Diagnosis: Hopelessness manifested by suicidal action, etiology unknown
Desired patient outcome: The patient will discuss reasons for the overdose and identify precipitating factors. The patient will describe strategies and resources available to manage stress and enhance coping. The patient will display coping behaviors that are health promoting such as participating in self-care and care planning.
Diagnosis: Violence, self-directed, etiology unknown
Desired patient outcome: The patient will not direct further violence at self. The patient will describe strategies to manage feelings of violence toward self and will identify available resources to assist with management of violent feelings.
Diagnosis: Ineffective family coping related to inadequate understanding of situation; feelings of guilt, grief, fear
Desired patient outcome: The patient's mother will ask appropriate questions and state a realistic understanding of current crisis situation. The patient's mother will state that feelings of guilt. grief, and fear are normal. The patient's mother will identify other family members and/or friends who can be of support.

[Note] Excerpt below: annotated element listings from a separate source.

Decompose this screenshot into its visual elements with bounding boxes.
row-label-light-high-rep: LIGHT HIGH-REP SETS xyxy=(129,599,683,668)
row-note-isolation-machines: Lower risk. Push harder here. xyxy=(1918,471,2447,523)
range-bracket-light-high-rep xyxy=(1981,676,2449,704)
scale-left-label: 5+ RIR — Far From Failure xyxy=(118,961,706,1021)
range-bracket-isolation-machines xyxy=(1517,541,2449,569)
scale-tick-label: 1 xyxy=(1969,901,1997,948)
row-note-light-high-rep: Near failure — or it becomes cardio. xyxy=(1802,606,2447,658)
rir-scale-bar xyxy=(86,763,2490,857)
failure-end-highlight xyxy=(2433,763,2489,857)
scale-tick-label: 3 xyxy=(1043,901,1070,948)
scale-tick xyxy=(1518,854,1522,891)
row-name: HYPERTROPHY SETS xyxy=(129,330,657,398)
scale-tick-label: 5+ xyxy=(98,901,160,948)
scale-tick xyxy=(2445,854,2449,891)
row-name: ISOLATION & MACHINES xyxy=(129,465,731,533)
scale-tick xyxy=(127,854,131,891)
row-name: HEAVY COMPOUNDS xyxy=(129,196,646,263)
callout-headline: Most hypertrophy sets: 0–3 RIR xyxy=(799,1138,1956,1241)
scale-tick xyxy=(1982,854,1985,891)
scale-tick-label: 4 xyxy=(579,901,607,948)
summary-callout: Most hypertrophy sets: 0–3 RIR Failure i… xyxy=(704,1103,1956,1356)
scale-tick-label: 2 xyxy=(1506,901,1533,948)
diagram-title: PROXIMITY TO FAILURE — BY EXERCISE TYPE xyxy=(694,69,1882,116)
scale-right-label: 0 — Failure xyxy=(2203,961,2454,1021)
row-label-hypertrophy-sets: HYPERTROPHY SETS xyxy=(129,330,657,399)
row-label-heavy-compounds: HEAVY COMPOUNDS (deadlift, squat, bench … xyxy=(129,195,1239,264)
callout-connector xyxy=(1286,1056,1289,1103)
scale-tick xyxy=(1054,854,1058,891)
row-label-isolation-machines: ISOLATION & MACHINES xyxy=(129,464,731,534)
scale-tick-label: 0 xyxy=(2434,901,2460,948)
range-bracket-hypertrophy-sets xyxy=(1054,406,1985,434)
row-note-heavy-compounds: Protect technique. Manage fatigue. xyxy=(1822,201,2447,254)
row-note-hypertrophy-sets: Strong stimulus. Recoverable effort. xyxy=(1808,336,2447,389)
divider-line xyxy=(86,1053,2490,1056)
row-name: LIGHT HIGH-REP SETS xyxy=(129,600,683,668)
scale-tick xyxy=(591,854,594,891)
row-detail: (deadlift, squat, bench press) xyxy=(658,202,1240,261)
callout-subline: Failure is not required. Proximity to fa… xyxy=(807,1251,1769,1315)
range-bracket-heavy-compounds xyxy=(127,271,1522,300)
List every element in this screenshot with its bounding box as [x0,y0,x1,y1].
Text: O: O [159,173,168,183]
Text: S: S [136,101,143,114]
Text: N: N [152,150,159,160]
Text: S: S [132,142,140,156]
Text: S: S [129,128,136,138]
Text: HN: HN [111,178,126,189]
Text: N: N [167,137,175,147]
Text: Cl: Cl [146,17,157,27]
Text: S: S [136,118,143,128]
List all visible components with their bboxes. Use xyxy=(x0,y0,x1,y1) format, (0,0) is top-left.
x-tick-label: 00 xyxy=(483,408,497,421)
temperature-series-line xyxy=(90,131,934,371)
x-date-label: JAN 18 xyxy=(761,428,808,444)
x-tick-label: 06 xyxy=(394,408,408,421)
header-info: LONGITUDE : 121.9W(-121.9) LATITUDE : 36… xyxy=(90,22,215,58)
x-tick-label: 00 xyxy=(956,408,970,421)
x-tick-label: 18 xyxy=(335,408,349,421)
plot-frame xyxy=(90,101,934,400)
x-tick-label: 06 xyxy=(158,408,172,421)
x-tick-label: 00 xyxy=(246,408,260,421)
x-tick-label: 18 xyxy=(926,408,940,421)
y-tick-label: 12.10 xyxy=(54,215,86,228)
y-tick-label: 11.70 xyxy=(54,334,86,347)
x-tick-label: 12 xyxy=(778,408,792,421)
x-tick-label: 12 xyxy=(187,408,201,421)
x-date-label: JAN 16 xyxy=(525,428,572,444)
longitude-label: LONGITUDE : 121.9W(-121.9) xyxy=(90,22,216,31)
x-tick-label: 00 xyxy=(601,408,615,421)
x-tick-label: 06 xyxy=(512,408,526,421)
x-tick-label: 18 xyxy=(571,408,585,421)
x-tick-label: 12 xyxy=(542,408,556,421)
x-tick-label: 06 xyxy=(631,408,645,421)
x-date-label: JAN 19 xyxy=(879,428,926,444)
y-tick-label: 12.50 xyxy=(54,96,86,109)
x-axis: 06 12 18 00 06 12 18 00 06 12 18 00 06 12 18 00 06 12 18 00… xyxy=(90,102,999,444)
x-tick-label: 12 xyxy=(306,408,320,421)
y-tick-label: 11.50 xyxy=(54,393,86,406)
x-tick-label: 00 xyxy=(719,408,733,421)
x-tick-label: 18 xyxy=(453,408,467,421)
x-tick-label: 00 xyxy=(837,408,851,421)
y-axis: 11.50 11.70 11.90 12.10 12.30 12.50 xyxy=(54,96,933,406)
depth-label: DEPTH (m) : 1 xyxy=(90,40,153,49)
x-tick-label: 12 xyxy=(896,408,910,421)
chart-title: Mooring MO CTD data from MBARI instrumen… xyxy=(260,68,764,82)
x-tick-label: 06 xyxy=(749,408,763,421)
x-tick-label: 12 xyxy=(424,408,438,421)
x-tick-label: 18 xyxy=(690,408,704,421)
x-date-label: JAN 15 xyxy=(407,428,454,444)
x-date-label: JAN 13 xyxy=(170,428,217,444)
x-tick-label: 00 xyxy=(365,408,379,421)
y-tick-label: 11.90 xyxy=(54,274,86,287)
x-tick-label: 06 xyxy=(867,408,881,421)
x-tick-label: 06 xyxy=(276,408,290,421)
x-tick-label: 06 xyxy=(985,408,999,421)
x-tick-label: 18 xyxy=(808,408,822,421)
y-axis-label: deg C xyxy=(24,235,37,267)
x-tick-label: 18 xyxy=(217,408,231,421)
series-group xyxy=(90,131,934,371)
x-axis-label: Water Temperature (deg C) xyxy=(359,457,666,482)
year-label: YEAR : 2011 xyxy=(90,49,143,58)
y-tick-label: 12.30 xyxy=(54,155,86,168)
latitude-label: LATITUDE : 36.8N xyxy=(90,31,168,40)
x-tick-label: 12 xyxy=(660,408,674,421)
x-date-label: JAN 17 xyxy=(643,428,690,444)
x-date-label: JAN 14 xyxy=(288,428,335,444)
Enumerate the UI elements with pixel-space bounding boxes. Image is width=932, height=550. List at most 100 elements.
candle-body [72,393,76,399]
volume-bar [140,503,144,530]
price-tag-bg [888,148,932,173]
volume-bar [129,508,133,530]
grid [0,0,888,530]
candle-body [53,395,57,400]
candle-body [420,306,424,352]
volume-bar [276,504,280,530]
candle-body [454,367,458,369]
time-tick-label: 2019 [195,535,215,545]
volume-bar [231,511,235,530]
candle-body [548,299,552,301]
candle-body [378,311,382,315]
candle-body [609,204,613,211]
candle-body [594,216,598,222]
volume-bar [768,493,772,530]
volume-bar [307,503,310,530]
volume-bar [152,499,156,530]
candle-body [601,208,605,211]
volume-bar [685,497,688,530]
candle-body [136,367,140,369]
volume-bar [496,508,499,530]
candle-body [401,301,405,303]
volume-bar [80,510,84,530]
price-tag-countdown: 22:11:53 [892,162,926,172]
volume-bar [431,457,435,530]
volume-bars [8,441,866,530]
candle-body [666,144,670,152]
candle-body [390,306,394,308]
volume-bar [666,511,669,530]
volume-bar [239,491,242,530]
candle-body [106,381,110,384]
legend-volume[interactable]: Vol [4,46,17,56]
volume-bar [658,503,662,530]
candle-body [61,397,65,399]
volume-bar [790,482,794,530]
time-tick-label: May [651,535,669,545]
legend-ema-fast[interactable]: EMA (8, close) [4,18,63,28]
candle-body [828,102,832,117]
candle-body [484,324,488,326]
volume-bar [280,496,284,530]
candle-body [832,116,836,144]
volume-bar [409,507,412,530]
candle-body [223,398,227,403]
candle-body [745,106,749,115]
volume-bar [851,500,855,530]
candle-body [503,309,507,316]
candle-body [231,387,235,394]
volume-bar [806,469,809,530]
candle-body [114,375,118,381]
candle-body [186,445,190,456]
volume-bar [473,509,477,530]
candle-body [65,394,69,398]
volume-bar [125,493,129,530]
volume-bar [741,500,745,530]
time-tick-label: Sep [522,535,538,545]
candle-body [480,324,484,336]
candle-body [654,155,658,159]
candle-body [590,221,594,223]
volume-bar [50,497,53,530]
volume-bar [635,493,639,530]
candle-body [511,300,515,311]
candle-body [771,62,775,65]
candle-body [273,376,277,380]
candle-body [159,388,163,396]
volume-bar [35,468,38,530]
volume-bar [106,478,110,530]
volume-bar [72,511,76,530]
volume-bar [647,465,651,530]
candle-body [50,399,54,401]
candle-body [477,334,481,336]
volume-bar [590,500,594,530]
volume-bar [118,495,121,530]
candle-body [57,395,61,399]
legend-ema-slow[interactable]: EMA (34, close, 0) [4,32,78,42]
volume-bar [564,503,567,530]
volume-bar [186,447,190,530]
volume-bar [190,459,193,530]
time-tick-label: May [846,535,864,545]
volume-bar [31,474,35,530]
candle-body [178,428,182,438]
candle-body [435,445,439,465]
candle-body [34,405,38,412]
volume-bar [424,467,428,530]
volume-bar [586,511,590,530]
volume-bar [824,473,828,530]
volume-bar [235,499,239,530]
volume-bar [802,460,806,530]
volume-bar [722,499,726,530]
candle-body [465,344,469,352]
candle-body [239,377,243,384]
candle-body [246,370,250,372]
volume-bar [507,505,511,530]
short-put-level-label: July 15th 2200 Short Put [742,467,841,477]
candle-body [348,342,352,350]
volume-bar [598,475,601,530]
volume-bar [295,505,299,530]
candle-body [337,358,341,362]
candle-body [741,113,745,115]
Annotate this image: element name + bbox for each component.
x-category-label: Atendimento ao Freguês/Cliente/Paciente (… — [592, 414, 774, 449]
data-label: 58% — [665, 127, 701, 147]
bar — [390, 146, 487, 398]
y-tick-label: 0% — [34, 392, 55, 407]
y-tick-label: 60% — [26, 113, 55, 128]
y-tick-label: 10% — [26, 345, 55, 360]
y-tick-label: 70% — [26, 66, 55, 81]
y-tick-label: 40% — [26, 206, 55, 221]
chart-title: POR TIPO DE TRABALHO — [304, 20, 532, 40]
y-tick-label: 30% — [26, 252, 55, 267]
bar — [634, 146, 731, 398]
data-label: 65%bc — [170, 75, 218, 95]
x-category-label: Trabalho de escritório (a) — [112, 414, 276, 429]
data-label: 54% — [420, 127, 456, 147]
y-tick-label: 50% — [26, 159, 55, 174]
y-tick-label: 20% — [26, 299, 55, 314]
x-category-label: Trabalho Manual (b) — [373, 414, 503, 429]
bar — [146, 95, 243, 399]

Rachel will probably be admitted to a critical care unit for ongoing assessment and management. The ED nurse should ensure that her vital signs are continuously monitored, that her airway is protected. and that her oxygenation remains stable. Her family is in need of emotional support, and arrangements should be made for them to receive counseling and assistance either from a social worker, psychiatric counselor, or clergy. Rachel along with her family will need ongoing psychiatric support should she survive this event. The incidence of death in patients presenting with this degree of catastrophic deterioration from TCA overdose is high. The family should be provided with the appropriate emotional supports to help them to begin the process of grieving. The ED nursing report to the inpatient unit should include these arrangements.